The United Kingdom is not part of the Schengen passport-free travel area which covers most of the rest of the European Union. With the exception of travellers arriving from Ireland, the Channel Islands and Isle of Man, all travellers will need to show a valid passport (and visa if necessary) on arrival. Uniformed Immigration Officers from the UK Border Force are responsible for checking passports and visas for arriving passengers. From April 2015 passport checks are being progressively reintroduced on leaving the UK, but this will normally be done by port, airport, airline, etc, staff.

Land Border: The United Kingdom has just one external land border, located between the province of Northern Ireland and the Republic of Ireland. There are no routine checks in place for those crossing this border, either by foot or vehicle owing to the complexity of patrolling it. Occasionally the Irish Police ("Garda Siochana") will set up spot border checks on key arterial roads for customs purposes, but tourists will normally be waved through without any trouble. On entering Northern Ireland from the Republic of Ireland, the border is rarely signposted - apart from signs stating "speed limits in miles per hour".

British or Irish citizens do not require to show a passport when travelling between their respective countries, but those crossing by ferry or air from Northern / the Republic of Ireland to mainland UK will require photo identification. For non-UK or Ireland citizens, this will mean national identification cards or passports. Despite the absence of passport controls between Northern Ireland and the Republic of Ireland, non-EU citizens must be in possession of a UK visa (if necessary).

Arriving by ferry, air or train: These are the three main methods of entry into the UK. Passports will be checked by the UK Border Force on arrival. Passengers coming on the Eurostar train service from Brussels, Lille or Paris will normally have their passports examined before boarding the train. Some ferry routes also have UK passport checks before boarding.

All citizens of the EEA (EU nations plus Norway, Iceland, Switzerland, Liechtenstein, San Marino and Andorra) are allowed free passage, right of residence and have the right to work into the UK without impedance. A showing of your passport at Border Control is usually all that's needed; any EEA citizen wishing to work in the UK must for apply for a National Insurance number (enabling you to pay the correct amount of tax, rather than the higher rate) through any branch of  Job Centre Plus (in Great Britain) or Jobs & Benefits Office (in Northern Ireland).

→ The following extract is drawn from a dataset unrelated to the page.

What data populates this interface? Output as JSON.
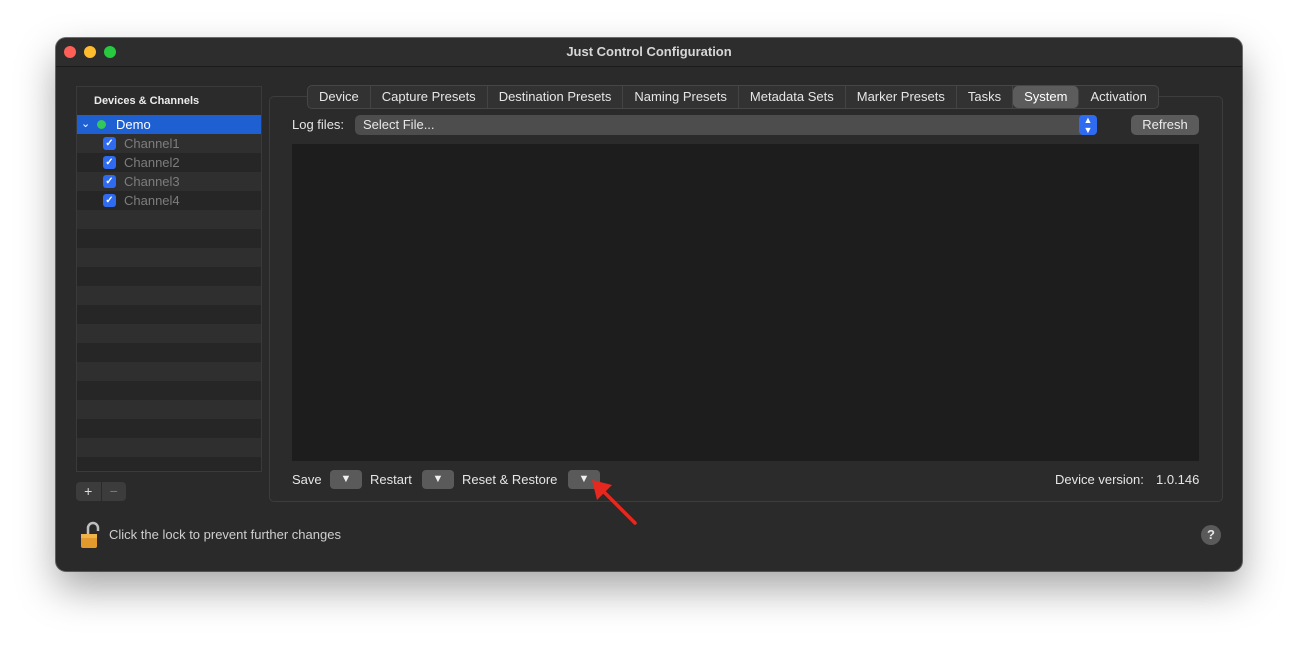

Non-EEA citizens and nationals have different entry requirements, though for citizens of Australia, New Zealand, Canada, some (but not all) other Commonwealth nations and the United States, a visa is not normally required for tourist visits up to 90 days. You must prove you have sufficient funds for your stay and show a return ticket to Immigration Officials, if asked to do so. If you are non-EEA and seeking employment, you must possess an appropriate work permit prior to landing in the UK. Citizens of most other nations will require visa clearance for entry as a tourist; consult your local British Embassy or Consulate. Fuller information on entry requirements is available at

Internal Borders:  Visitors will also notice border signs when entering and leaving England, Scotland and Wales ("Welcome to England/Scotland" & "Croeso i Gymru"). 

These borders indicate where one country ends and another begins the same as it would anywhere else in the world. No passport or ID checks are required to cross these borders, but please remember, the Northern Irish, the Scots, the Welsh and the English have separate identities and these should not be confused! You may cause great offence by using the words 'England' and 'Britain' or 'UK' interchangeably, for example do not talk about 'English money' if you mean 'British money'. A referendum on independence from the UK was held in Scotland on 18 September 2014; 55% voted to remain in the UK but 45% voted for independence.

Motorists should note that Scotland has a lower drink-drive limit than the rest of the UK.

Channel Islands and Isle of Man:  These British Crown Dependencies are NOT part of the United Kingdom, but no passport controls are in operation between the UK and the Channel Islands or Isle of Man. There are, however, customs checks between the Channel Islands and the UK. If you wish to work in the Channel Islands (Jersey, Guernsey, Alderney, Herm and Sark) or the Isle of Man, note that they have their own system of work permits - which also apply to British and EEA nationals. Private Health Insurance is also required for all visits to the Channel Islands by all nationalities. For more information, check directly with the governments of these territories: Isle of Man, Jersey or Guernsey

Bermuda, Gibraltar, Falkland Islands, St Helena and other UK Overseas Territories: These internally self-governing territories are under British sovereignty but are not part of the United Kingdom. Passports are required for travel between the UK and these territories.